Pidió tiempo a su mente y se fue a la nevera, necesitaba agua fría para aclarar sus ideas. Pulso el dispensador de agua y salió un sonido estertóreo de aire frustrante. Miró hacia el mueble de la cocina y vio que la jarra estaba vacía, sin una gota de agua, igual que el botellón. Seguro se acabó  toda anoche, pensó. Eso le dio más sed.

El fregadero estaba hasta el tope de corotos sucios y sintió asco de tomar agua del grifo.
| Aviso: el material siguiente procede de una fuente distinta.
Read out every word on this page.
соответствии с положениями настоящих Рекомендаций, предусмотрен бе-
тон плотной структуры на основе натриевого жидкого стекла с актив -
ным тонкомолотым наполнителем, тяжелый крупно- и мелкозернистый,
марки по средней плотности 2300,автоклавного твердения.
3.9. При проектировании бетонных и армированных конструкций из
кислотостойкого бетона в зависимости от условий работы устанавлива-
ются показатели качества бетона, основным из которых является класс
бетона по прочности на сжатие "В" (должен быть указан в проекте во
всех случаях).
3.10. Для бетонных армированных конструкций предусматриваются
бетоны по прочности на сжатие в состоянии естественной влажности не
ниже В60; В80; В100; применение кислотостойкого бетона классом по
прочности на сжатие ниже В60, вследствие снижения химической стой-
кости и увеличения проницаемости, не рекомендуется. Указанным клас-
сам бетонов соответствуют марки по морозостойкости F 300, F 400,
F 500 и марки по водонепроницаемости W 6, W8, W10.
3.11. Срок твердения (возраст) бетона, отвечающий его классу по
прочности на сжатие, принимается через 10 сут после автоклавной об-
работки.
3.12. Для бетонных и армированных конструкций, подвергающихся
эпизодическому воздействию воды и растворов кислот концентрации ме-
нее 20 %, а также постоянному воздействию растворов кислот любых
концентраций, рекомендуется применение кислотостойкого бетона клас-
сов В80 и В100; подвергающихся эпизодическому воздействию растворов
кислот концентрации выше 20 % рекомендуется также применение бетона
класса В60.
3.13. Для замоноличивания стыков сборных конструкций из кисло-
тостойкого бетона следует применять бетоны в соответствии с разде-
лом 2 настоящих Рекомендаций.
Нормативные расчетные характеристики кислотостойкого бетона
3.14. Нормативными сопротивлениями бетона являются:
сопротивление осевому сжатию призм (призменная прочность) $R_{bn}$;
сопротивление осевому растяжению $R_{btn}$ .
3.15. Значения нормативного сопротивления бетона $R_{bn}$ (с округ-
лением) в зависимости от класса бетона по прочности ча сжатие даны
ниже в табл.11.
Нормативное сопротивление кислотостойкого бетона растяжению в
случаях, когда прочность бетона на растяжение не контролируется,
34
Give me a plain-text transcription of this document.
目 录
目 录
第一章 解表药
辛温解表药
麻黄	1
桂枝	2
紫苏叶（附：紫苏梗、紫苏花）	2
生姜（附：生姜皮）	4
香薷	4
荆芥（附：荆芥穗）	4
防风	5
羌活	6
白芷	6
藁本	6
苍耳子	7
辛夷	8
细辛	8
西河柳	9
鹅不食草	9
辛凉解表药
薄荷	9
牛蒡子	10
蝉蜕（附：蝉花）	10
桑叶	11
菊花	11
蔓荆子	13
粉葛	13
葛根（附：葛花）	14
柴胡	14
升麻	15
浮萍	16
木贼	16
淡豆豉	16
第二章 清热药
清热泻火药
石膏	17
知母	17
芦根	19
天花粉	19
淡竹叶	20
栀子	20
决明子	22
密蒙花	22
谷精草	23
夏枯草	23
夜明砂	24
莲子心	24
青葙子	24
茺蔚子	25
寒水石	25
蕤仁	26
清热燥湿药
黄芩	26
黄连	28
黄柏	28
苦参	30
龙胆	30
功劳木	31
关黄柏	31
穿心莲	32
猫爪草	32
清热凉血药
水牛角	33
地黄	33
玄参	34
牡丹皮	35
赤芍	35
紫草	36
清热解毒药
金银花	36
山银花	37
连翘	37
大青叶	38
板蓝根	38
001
Se fue a la ducha, en el camino fue deshaciéndose de la ropa, abrió la regadera, está rugió como un dragón y de ella salió una bocanada de aire caliente que dejó al  baño convertido en un horno. No había agua.

Terminó lavándose la cara y cepillándose los dientes con agua oxigenada, y dejó caer sobre su cabeza un litro de jugo de naranja Frica,  lo único frío que encontró en la nevera. Bajó y no vio a un solo vecino, ni al vigilante. Sintió era el único habitante de Marte derritiéndose con 140 C. de temperatura.
Juanita la señora que trabajaba en su casa antes de irse el viernes le dijo, agarre agua que Valencia está seca, y no se sabe hasta cuándo. Pero el confiando en el sendo tanque del edificio no se preocupó. Ignoraba que  el vigilante que hacía las veces de conserje, portero y utilitis, no había ido a trabajar en toda la semana, y nadie se ocupó de llenar el tanque y  menos de racionar el agua.

En la panadería no encontró agua, ni en el supermercado, ni en la licorería, un ejército de vecinos sedientos acabó en los últimos dos días con toda la existente. Compró refrescos, los pocos que quedaban.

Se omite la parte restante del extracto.